To successfully create a task force that addresses the positives of AI, you also have to address the negatives. Hartranft explains some of the risks of AI in higher education include:
- Bias and Discrimination: AI systems, especially those used for admissions or grading, can inadvertently perpetuate biases present in their training data. This can lead to unfair treatment of certain student groups based on race, gender or socioeconomic status.
- Privacy Concerns: The use of AI-driven surveillance or monitoring tools can infringe on students’ privacy rights, leading to potential misuse of personal data.
- Depersonalization of Education: Over-reliance on AI can reduce human interaction, making education more transactional and less personal.
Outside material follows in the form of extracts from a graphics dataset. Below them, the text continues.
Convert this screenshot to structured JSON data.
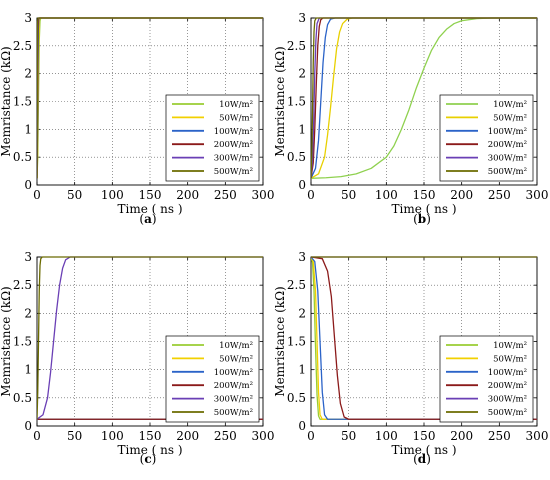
{
  "figure": {
    "panels": [
      {
        "label_pre": "(",
        "label_mid": "a",
        "label_post": ")"
      },
      {
        "label_pre": "(",
        "label_mid": "b",
        "label_post": ")"
      },
      {
        "label_pre": "(",
        "label_mid": "c",
        "label_post": ")"
      },
      {
        "label_pre": "(",
        "label_mid": "d",
        "label_post": ")"
      }
    ]
  },
  "chart_data": [
    {
      "type": "line",
      "xlabel": "Time ( ns )",
      "ylabel": "Memristance (kΩ)",
      "xlim": [
        0,
        300
      ],
      "ylim": [
        0,
        3
      ],
      "xticks": [
        0,
        50,
        100,
        150,
        200,
        250,
        300
      ],
      "yticks": [
        0,
        0.5,
        1,
        1.5,
        2,
        2.5,
        3
      ],
      "ytick_labels": [
        "0",
        "0.5",
        "1",
        "1.5",
        "2",
        "2.5",
        "3"
      ],
      "grid": true,
      "grid_style": "dotted",
      "legend_position": "lower-right",
      "series": [
        {
          "name": "10W/m²",
          "color": "#9acd32",
          "x": [
            0,
            1,
            2,
            3,
            4,
            5,
            300
          ],
          "y": [
            0.12,
            0.5,
            1.6,
            2.6,
            2.95,
            3.0,
            3.0
          ]
        },
        {
          "name": "50W/m²",
          "color": "#f2d000",
          "x": [
            0,
            0.8,
            1.6,
            2.4,
            3.2,
            4,
            300
          ],
          "y": [
            0.12,
            0.6,
            1.8,
            2.7,
            2.97,
            3.0,
            3.0
          ]
        },
        {
          "name": "100W/m²",
          "color": "#2b63c8",
          "x": [
            0,
            0.6,
            1.2,
            1.8,
            2.4,
            3,
            300
          ],
          "y": [
            0.12,
            0.7,
            1.9,
            2.8,
            2.98,
            3.0,
            3.0
          ]
        },
        {
          "name": "200W/m²",
          "color": "#8b1a1a",
          "x": [
            0,
            0.5,
            1,
            1.5,
            2,
            2.5,
            300
          ],
          "y": [
            0.12,
            0.8,
            2.0,
            2.85,
            2.98,
            3.0,
            3.0
          ]
        },
        {
          "name": "300W/m²",
          "color": "#6a3fb5",
          "x": [
            0,
            0.4,
            0.8,
            1.2,
            1.6,
            2,
            300
          ],
          "y": [
            0.12,
            0.9,
            2.1,
            2.9,
            2.99,
            3.0,
            3.0
          ]
        },
        {
          "name": "500W/m²",
          "color": "#6b6b00",
          "x": [
            0,
            0.3,
            0.6,
            0.9,
            1.2,
            1.5,
            300
          ],
          "y": [
            0.12,
            1.0,
            2.2,
            2.92,
            2.99,
            3.0,
            3.0
          ]
        }
      ]
    },
    {
      "type": "line",
      "xlabel": "Time ( ns )",
      "ylabel": "Memristance (kΩ)",
      "xlim": [
        0,
        300
      ],
      "ylim": [
        0,
        3
      ],
      "xticks": [
        0,
        50,
        100,
        150,
        200,
        250,
        300
      ],
      "yticks": [
        0,
        0.5,
        1,
        1.5,
        2,
        2.5,
        3
      ],
      "ytick_labels": [
        "0",
        "0.5",
        "1",
        "1.5",
        "2",
        "2.5",
        "3"
      ],
      "grid": true,
      "grid_style": "dotted",
      "legend_position": "lower-right",
      "series": [
        {
          "name": "10W/m²",
          "color": "#8fd14f",
          "x": [
            0,
            20,
            40,
            60,
            80,
            100,
            110,
            120,
            130,
            140,
            150,
            160,
            170,
            180,
            190,
            200,
            220,
            240,
            260,
            300
          ],
          "y": [
            0.12,
            0.13,
            0.15,
            0.2,
            0.3,
            0.5,
            0.7,
            1.0,
            1.35,
            1.75,
            2.1,
            2.42,
            2.65,
            2.8,
            2.9,
            2.95,
            2.99,
            3.0,
            3.0,
            3.0
          ]
        },
        {
          "name": "50W/m²",
          "color": "#e8d000",
          "x": [
            0,
            10,
            18,
            22,
            26,
            30,
            34,
            38,
            42,
            48,
            55,
            300
          ],
          "y": [
            0.12,
            0.2,
            0.5,
            0.9,
            1.4,
            1.95,
            2.45,
            2.75,
            2.9,
            2.98,
            3.0,
            3.0
          ]
        },
        {
          "name": "100W/m²",
          "color": "#2b63c8",
          "x": [
            0,
            6,
            10,
            13,
            16,
            19,
            22,
            26,
            32,
            300
          ],
          "y": [
            0.12,
            0.3,
            0.8,
            1.5,
            2.2,
            2.65,
            2.88,
            2.98,
            3.0,
            3.0
          ]
        },
        {
          "name": "200W/m²",
          "color": "#8b1a1a",
          "x": [
            0,
            3,
            5,
            7,
            9,
            11,
            13,
            16,
            300
          ],
          "y": [
            0.12,
            0.4,
            1.0,
            1.8,
            2.5,
            2.85,
            2.97,
            3.0,
            3.0
          ]
        },
        {
          "name": "300W/m²",
          "color": "#6a3fb5",
          "x": [
            0,
            2,
            3.5,
            5,
            6.5,
            8,
            11,
            300
          ],
          "y": [
            0.12,
            0.45,
            1.1,
            2.0,
            2.6,
            2.9,
            3.0,
            3.0
          ]
        },
        {
          "name": "500W/m²",
          "color": "#6b6b00",
          "x": [
            0,
            1,
            2,
            3,
            4,
            5,
            7,
            300
          ],
          "y": [
            0.12,
            0.5,
            1.3,
            2.2,
            2.75,
            2.95,
            3.0,
            3.0
          ]
        }
      ]
    },
    {
      "type": "line",
      "xlabel": "Time ( ns )",
      "ylabel": "Memristance (kΩ)",
      "xlim": [
        0,
        300
      ],
      "ylim": [
        0,
        3
      ],
      "xticks": [
        0,
        50,
        100,
        150,
        200,
        250,
        300
      ],
      "yticks": [
        0,
        0.5,
        1,
        1.5,
        2,
        2.5,
        3
      ],
      "ytick_labels": [
        "0",
        "0.5",
        "1",
        "1.5",
        "2",
        "2.5",
        "3"
      ],
      "grid": true,
      "grid_style": "dotted",
      "legend_position": "lower-right",
      "series": [
        {
          "name": "10W/m²",
          "color": "#9acd32",
          "x": [
            0,
            300
          ],
          "y": [
            0.12,
            0.12
          ]
        },
        {
          "name": "50W/m²",
          "color": "#f2d000",
          "x": [
            0,
            300
          ],
          "y": [
            0.12,
            0.12
          ]
        },
        {
          "name": "100W/m²",
          "color": "#2b63c8",
          "x": [
            0,
            300
          ],
          "y": [
            0.12,
            0.12
          ]
        },
        {
          "name": "200W/m²",
          "color": "#8b1a1a",
          "x": [
            0,
            300
          ],
          "y": [
            0.12,
            0.12
          ]
        },
        {
          "name": "300W/m²",
          "color": "#6a3fb5",
          "x": [
            0,
            8,
            14,
            18,
            22,
            26,
            30,
            34,
            38,
            44,
            300
          ],
          "y": [
            0.12,
            0.2,
            0.5,
            0.95,
            1.5,
            2.05,
            2.5,
            2.8,
            2.95,
            3.0,
            3.0
          ]
        },
        {
          "name": "500W/m²",
          "color": "#6b6b00",
          "x": [
            0,
            1,
            2,
            3,
            4,
            5,
            7,
            300
          ],
          "y": [
            0.12,
            0.6,
            1.5,
            2.4,
            2.85,
            2.97,
            3.0,
            3.0
          ]
        }
      ]
    },
    {
      "type": "line",
      "xlabel": "Time ( ns )",
      "ylabel": "Memristance (kΩ)",
      "xlim": [
        0,
        300
      ],
      "ylim": [
        0,
        3
      ],
      "xticks": [
        0,
        50,
        100,
        150,
        200,
        250,
        300
      ],
      "yticks": [
        0,
        0.5,
        1,
        1.5,
        2,
        2.5,
        3
      ],
      "ytick_labels": [
        "0",
        "0.5",
        "1",
        "1.5",
        "2",
        "2.5",
        "3"
      ],
      "grid": true,
      "grid_style": "dotted",
      "legend_position": "lower-right",
      "series": [
        {
          "name": "10W/m²",
          "color": "#9acd32",
          "x": [
            0,
            2,
            4,
            6,
            8,
            10,
            12,
            300
          ],
          "y": [
            3.0,
            2.9,
            2.4,
            1.4,
            0.55,
            0.18,
            0.12,
            0.12
          ]
        },
        {
          "name": "50W/m²",
          "color": "#f2d000",
          "x": [
            0,
            3,
            6,
            8,
            10,
            12,
            15,
            300
          ],
          "y": [
            3.0,
            2.92,
            2.4,
            1.5,
            0.6,
            0.2,
            0.12,
            0.12
          ]
        },
        {
          "name": "100W/m²",
          "color": "#2b63c8",
          "x": [
            0,
            5,
            9,
            12,
            15,
            18,
            22,
            300
          ],
          "y": [
            3.0,
            2.92,
            2.4,
            1.5,
            0.6,
            0.2,
            0.12,
            0.12
          ]
        },
        {
          "name": "200W/m²",
          "color": "#8b1a1a",
          "x": [
            0,
            15,
            22,
            27,
            31,
            35,
            39,
            44,
            50,
            300
          ],
          "y": [
            3.0,
            2.97,
            2.75,
            2.3,
            1.6,
            0.9,
            0.4,
            0.16,
            0.12,
            0.12
          ]
        },
        {
          "name": "300W/m²",
          "color": "#6a3fb5",
          "x": [
            0,
            300
          ],
          "y": [
            3.0,
            3.0
          ]
        },
        {
          "name": "500W/m²",
          "color": "#6b6b00",
          "x": [
            0,
            300
          ],
          "y": [
            3.0,
            3.0
          ]
        }
      ]
    }
  ]
}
This can impact the holistic development of students.
- Quality of Education: If not properly implemented, AI-driven tools might not always align with educational best practices, potentially compromising the quality of instruction.
- Job Displacement: The automation of certain administrative tasks using AI might lead to job losses.
- Security Risks: AI systems can be vulnerable to hacking or malicious attacks, risking the integrity of educational data.
- Ethical Concerns: The use of AI to monitor or predict student behavior can raise ethical questions about autonomy, consent and the role of technology in decision-making.
- Accessibility and Equity Concerns: There’s a risk that AI tools might not be equally accessible to all students, exacerbating existing educational inequalities.
- Over-reliance: There’s a danger that institutions might become too dependent on AI solutions, overlooking the importance of human judgment and expertise.
AI is currently being used throughout the University in ways many overlook. “The library uses AI in its chat bot, and the Lombardo College of Business uses it to create a transcript from meetings. Chat GPT, an AI website, shortened an indecipherable 102-page meeting notes document into a readable and shortened document,” Tomljanovich notes.
Tomljanovich explains that although many negatives come with AI, he hopes people notice the positives that also come with it, like improving work-life balance and creating more time for meaningful tasks.